Dragqueen – Transsexuell
Wo die Grauzone zwischen Mann und Frau bunt wird, sind die Drags: Dragkings und Dragqueens feiern ihre Individualität und verschmelzen Kreativität und die Kunst, um sie auf und mit ihrem Körper fortzuschreiben.
Ob androgyn, mit weichen, weiblichen Zügen oder in männlich muskulösen Körpern – Dragqueens und Dragkings verdrehen ihrem Publikum den Kopf, sobald sie in die Rolle der attraktiven Frau oder des attraktiven Mannes schlüpfen.
Gemeinsam ist den Dragqueens, also Männern, die eine Frau darbieten, und den Dragkings, den Frauen, die in der Verkleidung eines Mannes auftreten, ihr aufwendig und kunstvoll inszenierter Auftritt.
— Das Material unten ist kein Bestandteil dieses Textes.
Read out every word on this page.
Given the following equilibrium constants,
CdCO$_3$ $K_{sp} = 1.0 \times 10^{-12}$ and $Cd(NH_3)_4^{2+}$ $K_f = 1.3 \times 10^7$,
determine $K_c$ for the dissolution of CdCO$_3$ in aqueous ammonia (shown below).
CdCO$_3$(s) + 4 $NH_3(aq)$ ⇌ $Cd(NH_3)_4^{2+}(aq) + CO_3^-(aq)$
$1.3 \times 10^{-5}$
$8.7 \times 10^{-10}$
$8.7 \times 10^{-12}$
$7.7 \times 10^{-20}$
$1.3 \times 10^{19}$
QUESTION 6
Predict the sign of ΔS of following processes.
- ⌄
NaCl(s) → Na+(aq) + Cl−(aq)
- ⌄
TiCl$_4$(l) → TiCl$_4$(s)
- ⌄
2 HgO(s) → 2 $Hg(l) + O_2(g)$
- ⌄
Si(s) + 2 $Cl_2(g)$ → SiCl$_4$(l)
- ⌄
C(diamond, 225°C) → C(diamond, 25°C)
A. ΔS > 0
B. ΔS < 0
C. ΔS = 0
Denn der Drag ist eine ausgefeilte Kunstform, mit der die Grenzen des Geschlechts durch das Kostüm, die Rolle und das Arrangement einer Show oder eines Shootings überwunden werden. Niemand muss sich unter diesen Vorzeichen eindeutig als Mann oder Frau etikettieren lassen.
Schon um die Jahrhundertwende, Anfang der 1900er Jahre, traten erste Drags in der Öffentlichkeit in Erscheinung. Sie waren zu dieser Zeit noch außerordentliche Exoten.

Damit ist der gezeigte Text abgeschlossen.